Factor VIII (FVIII) replacement therapy is ineffective in hemophilia A patients who develop alloantibodies (inhibitors) against FVIII. The type of factor 8 (F8) gene mutation, genes in the major histocompatibility complex loci, and also polymorphisms in IL-10 and tumor necrosis factor-alpha are the major predisposing factors for inhibitor formation.
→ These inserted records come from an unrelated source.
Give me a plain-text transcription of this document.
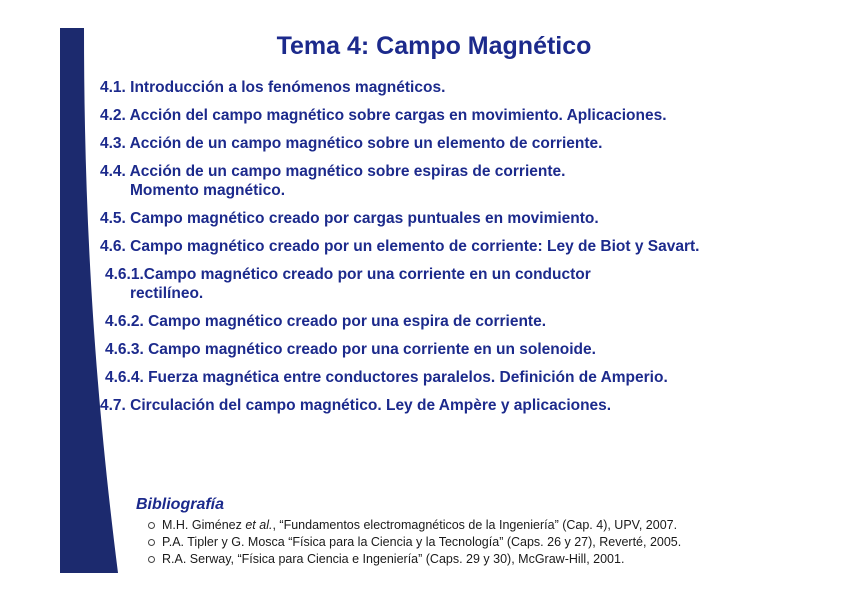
Tema 4: Campo Magnético
4.1. Introducción a los fenómenos magnéticos.
4.2. Acción del campo magnético sobre cargas en movimiento. Aplicaciones.
4.3. Acción de un campo magnético sobre un elemento de corriente.
4.4. Acción de un campo magnético sobre espiras de corriente.
Momento magnético.
4.5. Campo magnético creado por cargas puntuales en movimiento.
4.6. Campo magnético creado por un elemento de corriente: Ley de Biot y Savart.
4.6.1.Campo magnético creado por una corriente en un conductor
rectilíneo.
4.6.2. Campo magnético creado por una espira de corriente.
4.6.3. Campo magnético creado por una corriente en un solenoide.
4.6.4. Fuerza magnética entre conductores paralelos. Definición de Amperio.
4.7. Circulación del campo magnético. Ley de Ampère y aplicaciones.
Bibliografía
M.H. Giménez et al., “Fundamentos electromagnéticos de la Ingeniería” (Cap. 4), UPV, 2007.
P.A. Tipler y G. Mosca “Física para la Ciencia y la Tecnología” (Caps. 26 y 27), Reverté, 2005.
R.A. Serway, “Física para Ciencia e Ingeniería” (Caps. 29 y 30), McGraw-Hill, 2001.
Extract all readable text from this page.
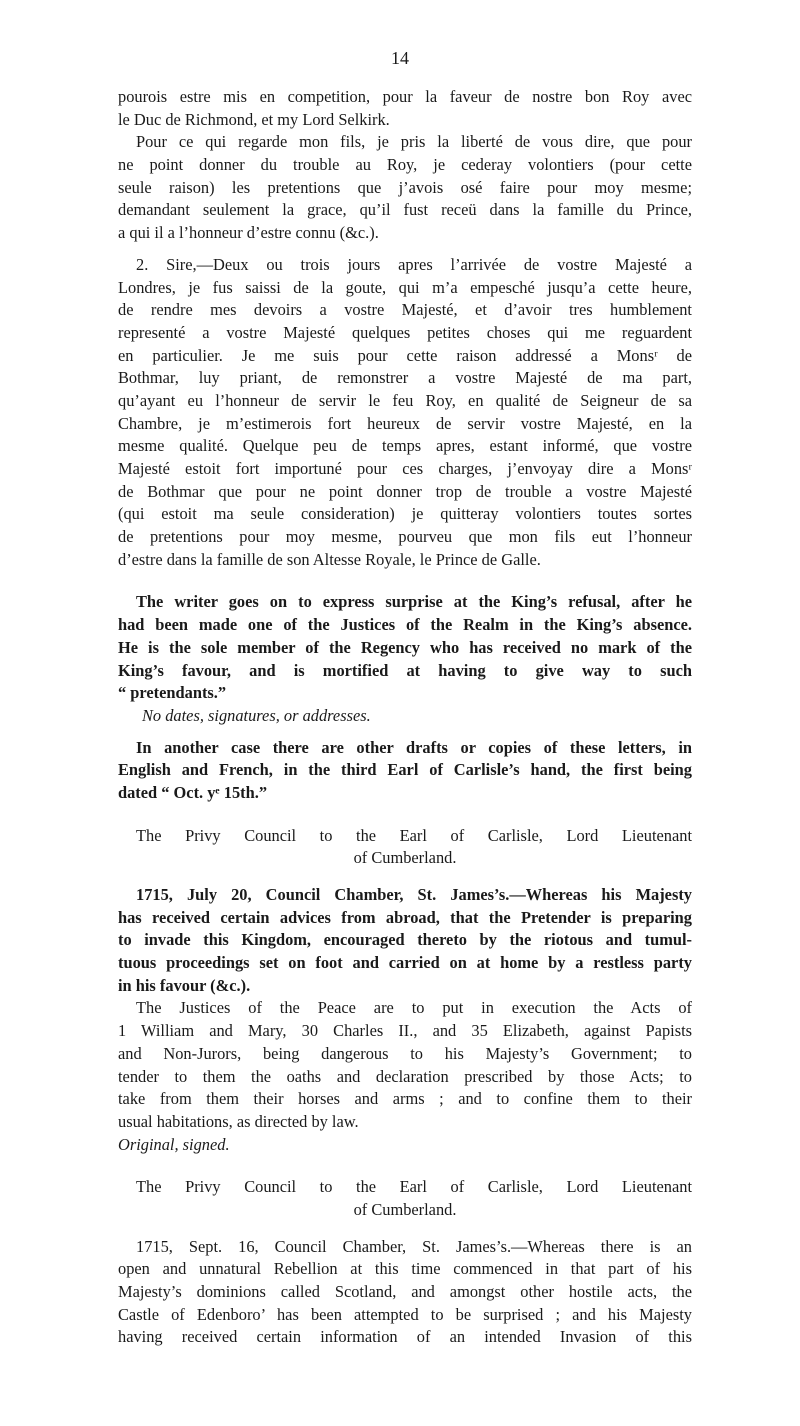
14
pourois estre mis en competition, pour la faveur de nostre bon Roy avec
le Duc de Richmond, et my Lord Selkirk.
Pour ce qui regarde mon fils, je pris la liberté de vous dire, que pour
ne point donner du trouble au Roy, je cederay volontiers (pour cette
seule raison) les pretentions que j’avois osé faire pour moy mesme;
demandant seulement la grace, qu’il fust receü dans la famille du Prince,
a qui il a l’honneur d’estre connu (&c.).
2. Sire,—Deux ou trois jours apres l’arrivée de vostre Majesté a
Londres, je fus saissi de la goute, qui m’a empesché jusqu’a cette heure,
de rendre mes devoirs a vostre Majesté, et d’avoir tres humblement
representé a vostre Majesté quelques petites choses qui me reguardent
en particulier. Je me suis pour cette raison addressé a Monsʳ de
Bothmar, luy priant, de remonstrer a vostre Majesté de ma part,
qu’ayant eu l’honneur de servir le feu Roy, en qualité de Seigneur de sa
Chambre, je m’estimerois fort heureux de servir vostre Majesté, en la
mesme qualité. Quelque peu de temps apres, estant informé, que vostre
Majesté estoit fort importuné pour ces charges, j’envoyay dire a Monsʳ
de Bothmar que pour ne point donner trop de trouble a vostre Majesté
(qui estoit ma seule consideration) je quitteray volontiers toutes sortes
de pretentions pour moy mesme, pourveu que mon fils eut l’honneur
d’estre dans la famille de son Altesse Royale, le Prince de Galle.
The writer goes on to express surprise at the King’s refusal, after he
had been made one of the Justices of the Realm in the King’s absence.
He is the sole member of the Regency who has received no mark of the
King’s favour, and is mortified at having to give way to such
“ pretendants.”
No dates, signatures, or addresses.
In another case there are other drafts or copies of these letters, in
English and French, in the third Earl of Carlisle’s hand, the first being
dated “ Oct. yᵉ 15th.”
The Privy Council to the Earl of Carlisle, Lord Lieutenant
of Cumberland.
1715, July 20, Council Chamber, St. James’s.—Whereas his Majesty
has received certain advices from abroad, that the Pretender is preparing
to invade this Kingdom, encouraged thereto by the riotous and tumul-
tuous proceedings set on foot and carried on at home by a restless party
in his favour (&c.).
The Justices of the Peace are to put in execution the Acts of
1 William and Mary, 30 Charles II., and 35 Elizabeth, against Papists
and Non-Jurors, being dangerous to his Majesty’s Government; to
tender to them the oaths and declaration prescribed by those Acts; to
take from them their horses and arms ; and to confine them to their
usual habitations, as directed by law.
Original, signed.
The Privy Council to the Earl of Carlisle, Lord Lieutenant
of Cumberland.
1715, Sept. 16, Council Chamber, St. James’s.—Whereas there is an
open and unnatural Rebellion at this time commenced in that part of his
Majesty’s dominions called Scotland, and amongst other hostile acts, the
Castle of Edenboro’ has been attempted to be surprised ; and his Majesty
having received certain information of an intended Invasion of this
The present study was initiated to reveal the F8 gene mutation profile of 30 severely affected high-responder patients with inhibitor levels of more than 5 Bethesda U (BU)/ml and four low-responder patients with inhibitors less than 5 BU/ml. Southern blot and PCR analysis were performed to detect intron 22 and intron 1 inversions, respectively. Point mutations were screened by DNA sequence analysis of all coding regions, intron/exon boundaries, promoter and 3' UTR regions of the F8 gene. The prevalent mutation was the intron 22 inversion among the high-responder patients followed by large deletions, small deletions, and nonsense mutations. Only one missense and one splicing error mutation was seen. Among the low-responder patients, three single nucleotide deletions and one intron 22 inversion were found. All mutation types detected were in agreement with the severe hemophilia A phenotype, most likely leading to a deficiency of and predisposition to the development of alloantibodies against FVIII. It is seen that Turkish hemophilia A patients with major molecular defects have a higher possibility of developing inhibitors.